[Date Prev][Date Next][Thread Prev][Thread Next][Date Index][Thread Index]

RE: Registering a charset alias




> So if I understand this data correctly IE does not treat ISO-8859-1
> and Windows-1252 the same? That is not my experience, but maybe I do
> not understand the code pages concept good enough.

I'm not an IE dude, I'm the code page guy :).  IE does code page autodetection in some cases.  When and how depends on the IE version.  Newer content is more likely to be correctly tagged, and I think newer versions of IE are more likely to trust the declarations.  (I'm not an IE guy, I could be completely wrong).

> This effort is not about new content however, it is about dealing
> with the vast amount of legacy data around and allowing new clients
> (and existing) to properly handle the content without having to reverse
> engineer the market leader.

IE uses MLang for code page detection and aliases.  Competitors could do the same, but handling of untagged or incorrectly tagged content is probably problematic.

> > Even when names
> > are identical there are still unique quirks of different systems with
> > various code pages.  Sometimes it's just a code point difference, other
> > times it's a bigger problem.

> I do think it would help a lot if this was publicly documented.

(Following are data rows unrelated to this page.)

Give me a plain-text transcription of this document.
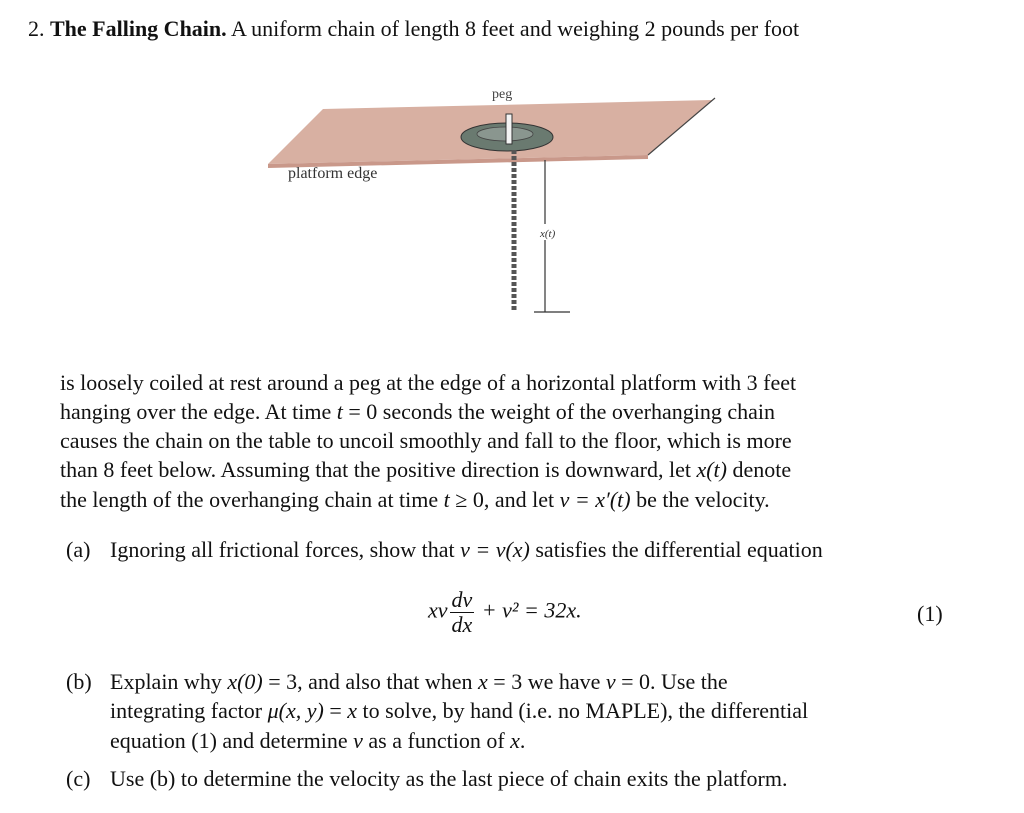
2. The Falling Chain. A uniform chain of length 8 feet and weighing 2 pounds per foot
x(t)
peg
platform edge
is loosely coiled at rest around a peg at the edge of a horizontal platform with 3 feet
hanging over the edge. At time t = 0 seconds the weight of the overhanging chain
causes the chain on the table to uncoil smoothly and fall to the floor, which is more
than 8 feet below. Assuming that the positive direction is downward, let x(t) denote
the length of the overhanging chain at time t ≥ 0, and let v = x′(t) be the velocity.
(a) Ignoring all frictional forces, show that v = v(x) satisfies the differential equation
xv $\frac{dv}{dx} + v^2 = 32x$.	(1)
(b) Explain why x(0) = 3, and also that when x = 3 we have v = 0. Use the
integrating factor μ(x, y) = x to solve, by hand (i.e. no MAPLE), the differential
equation (1) and determine v as a function of x.
(c) Use (b) to determine the velocity as the last piece of chain exits the platform.
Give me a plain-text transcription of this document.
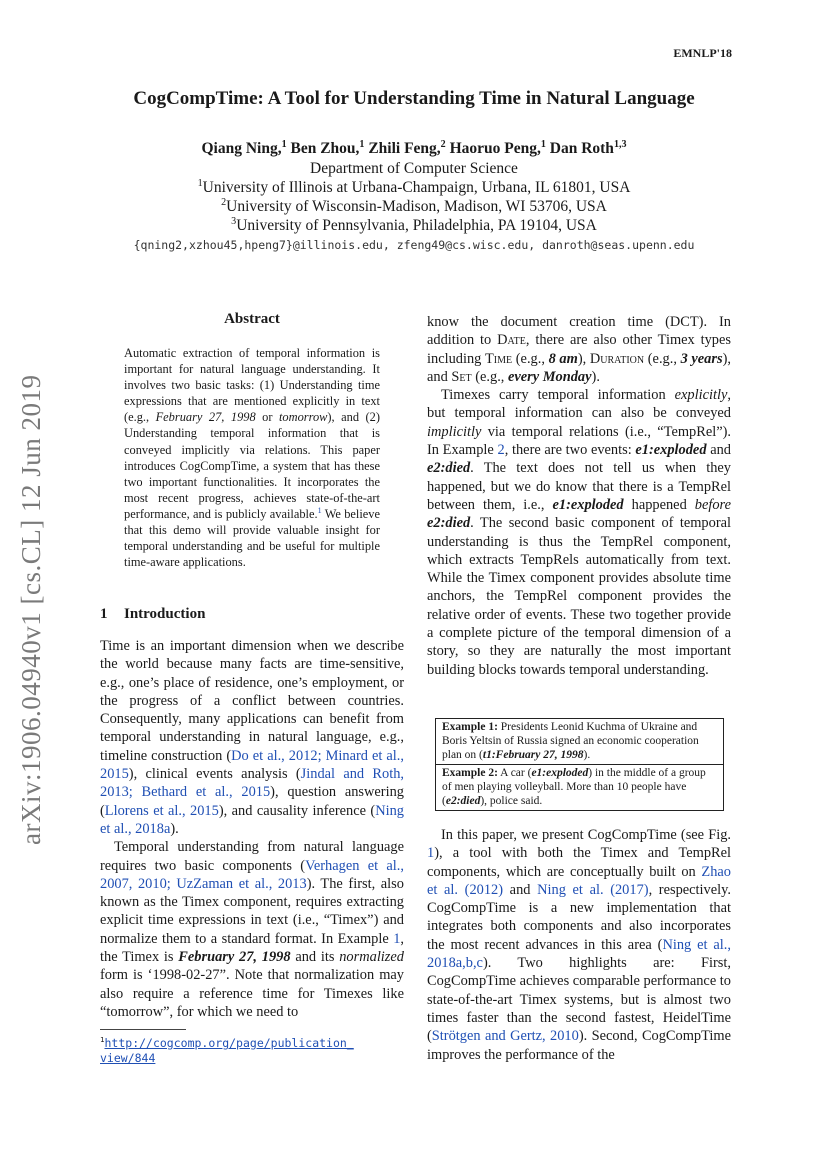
EMNLP'18
arXiv:1906.04940v1 [cs.CL] 12 Jun 2019
CogCompTime: A Tool for Understanding Time in Natural Language
Qiang Ning,$^1$ Ben Zhou,$^1$ Zhili Feng,$^2$ Haoruo Peng,$^1$ Dan Roth$^{1,3}$
Department of Computer Science
$^1$University of Illinois at Urbana-Champaign, Urbana, IL 61801, USA
$^2$University of Wisconsin-Madison, Madison, WI 53706, USA
$^3$University of Pennsylvania, Philadelphia, PA 19104, USA
{qning2,xzhou45,hpeng7}@illinois.edu, zfeng49@cs.wisc.edu, danroth@seas.upenn.edu
Abstract
Automatic extraction of temporal information is important for natural language understanding. It involves two basic tasks: (1) Understanding time expressions that are mentioned explicitly in text (e.g., February 27, 1998 or tomorrow), and (2) Understanding temporal information that is conveyed implicitly via relations. This paper introduces CogCompTime, a system that has these two important functionalities. It incorporates the most recent progress, achieves state-of-the-art performance, and is publicly available.$^1$ We believe that this demo will provide valuable insight for temporal understanding and be useful for multiple time-aware applications.
1 Introduction

Time is an important dimension when we describe the world because many facts are time-sensitive, e.g., one’s place of residence, one’s employment, or the progress of a conflict between countries. Consequently, many applications can benefit from temporal understanding in natural language, e.g., timeline construction (Do et al., 2012; Minard et al., 2015), clinical events analysis (Jindal and Roth, 2013; Bethard et al., 2015), question answering (Llorens et al., 2015), and causality inference (Ning et al., 2018a).

Temporal understanding from natural language requires two basic components (Verhagen et al., 2007, 2010; UzZaman et al., 2013). The first, also known as the Timex component, requires extracting explicit time expressions in text (i.e., “Timex”) and normalize them to a standard format. In Example 1, the Timex is February 27, 1998 and its normalized form is ‘1998-02-27”. Note that normalization may also require a reference time for Timexes like “tomorrow”, for which we need to

know the document creation time (DCT). In addition to Date, there are also other Timex types including Time (e.g., 8 am), Duration (e.g., 3 years), and Set (e.g., every Monday).

Timexes carry temporal information explicitly, but temporal information can also be conveyed implicitly via temporal relations (i.e., “TempRel”). In Example 2, there are two events: e1:exploded and e2:died. The text does not tell us when they happened, but we do know that there is a TempRel between them, i.e., e1:exploded happened before e2:died. The second basic component of temporal understanding is thus the TempRel component, which extracts TempRels automatically from text. While the Timex component provides absolute time anchors, the TempRel component provides the relative order of events. These two together provide a complete picture of the temporal dimension of a story, so they are naturally the most important building blocks towards temporal understanding.

Example 1: Presidents Leonid Kuchma of Ukraine and Boris Yeltsin of Russia signed an economic cooperation plan on (t1:February 27, 1998).
Example 2: A car (e1:exploded) in the middle of a group of men playing volleyball. More than 10 people have (e2:died), police said.

In this paper, we present CogCompTime (see Fig. 1), a tool with both the Timex and TempRel components, which are conceptually built on Zhao et al. (2012) and Ning et al. (2017), respectively. CogCompTime is a new implementation that integrates both components and also incorporates the most recent advances in this area (Ning et al., 2018a,b,c). Two highlights are: First, CogCompTime achieves comparable performance to state-of-the-art Timex systems, but is almost two times faster than the second fastest, HeidelTime (Strötgen and Gertz, 2010). Second, CogCompTime improves the performance of the

$^1$http://cogcomp.org/page/publication_
view/844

I didn't mean IE, I meant the code page itself.  It's really, really, really, really hard to figure out if a glyph on one machine ends up looking like the same glyph on a different OS.

A huge problem with the existing web content is that it isn't perfectly tagged.  Specifically some earlier servers served "ISO" code pages since they were Unix boxes, but often content was written on a Windows box in a "Windows" code page and stuck on the server.  Since the same windows box was used to view it, it seemed to work.  Not only IE, but Netscape and others tried to make sense out of the mess.

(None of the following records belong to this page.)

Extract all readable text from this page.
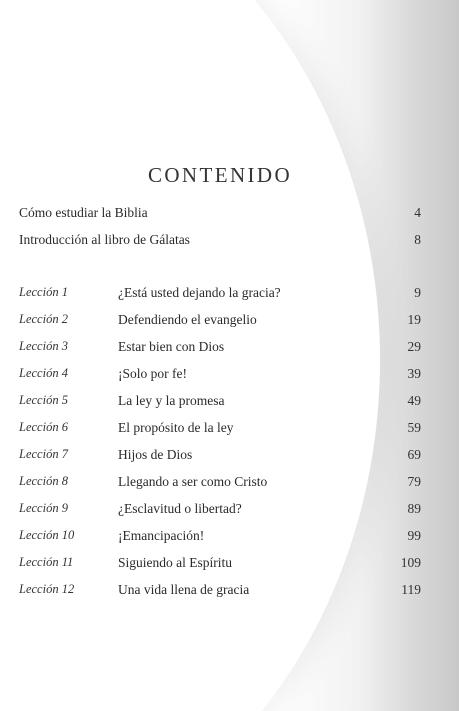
CONTENIDO
Cómo estudiar la Biblia	4
Introducción al libro de Gálatas	8
Lección 1	¿Está usted dejando la gracia?	9
Lección 2	Defendiendo el evangelio	19
Lección 3	Estar bien con Dios	29
Lección 4	¡Solo por fe!	39
Lección 5	La ley y la promesa	49
Lección 6	El propósito de la ley	59
Lección 7	Hijos de Dios	69
Lección 8	Llegando a ser como Cristo	79
Lección 9	¿Esclavitud o libertad?	89
Lección 10	¡Emancipación!	99
Lección 11	Siguiendo al Espíritu	109
Lección 12	Una vida llena de gracia	119
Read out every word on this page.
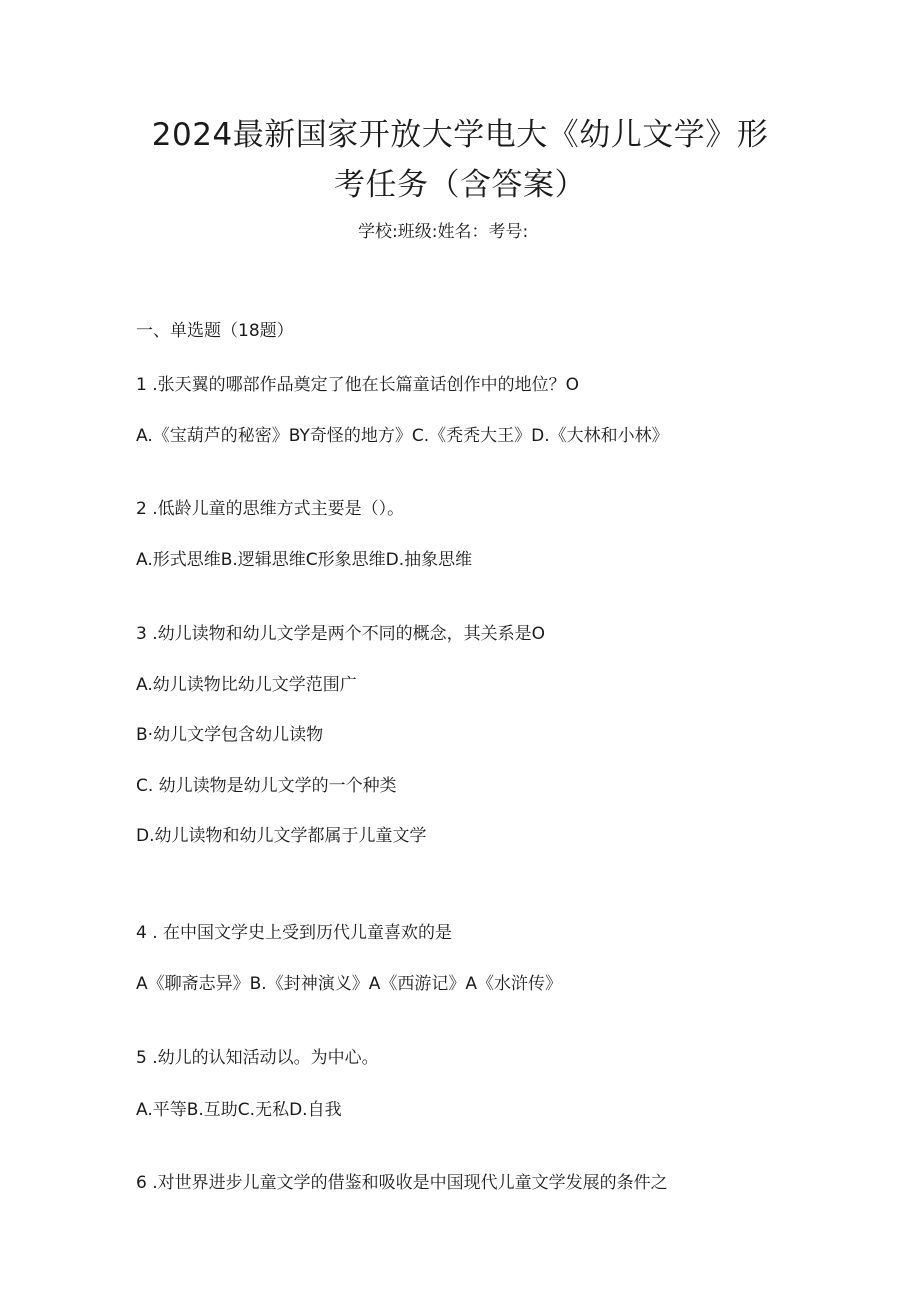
2024最新国家开放大学电大《幼儿文学》形
考任务（含答案）
学校:班级:姓名：考号:
一、单选题（18题）
1 .张天翼的哪部作品奠定了他在长篇童话创作中的地位？O
A.《宝葫芦的秘密》BY奇怪的地方》C.《秃秃大王》D.《大林和小林》
2 .低龄儿童的思维方式主要是（）。
A.形式思维B.逻辑思维C形象思维D.抽象思维
3 .幼儿读物和幼儿文学是两个不同的概念，其关系是O
A.幼儿读物比幼儿文学范围广
B·幼儿文学包含幼儿读物
C. 幼儿读物是幼儿文学的一个种类
D.幼儿读物和幼儿文学都属于儿童文学
4 . 在中国文学史上受到历代儿童喜欢的是
A《聊斋志异》B.《封神演义》A《西游记》A《水浒传》
5 .幼儿的认知活动以。为中心。
A.平等B.互助C.无私D.自我
6 .对世界进步儿童文学的借鉴和吸收是中国现代儿童文学发展的条件之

Even with "correct" tagging, I see content merged onto a page that was obviously entered somewhere else and has messed up rich quotes or other data, so even now code page confusion is happening.

If some browser can't render a page tagged as ISO-8859-1 that looks OK in some version of IE, then I would think the problem isn't that IE treats ISO-8859-1 data as Windows-1252, since that would be gibberish as well.  The problem is that the page must've been mistagged as ISO-8859-1 when it really wasn't :(

-Shawn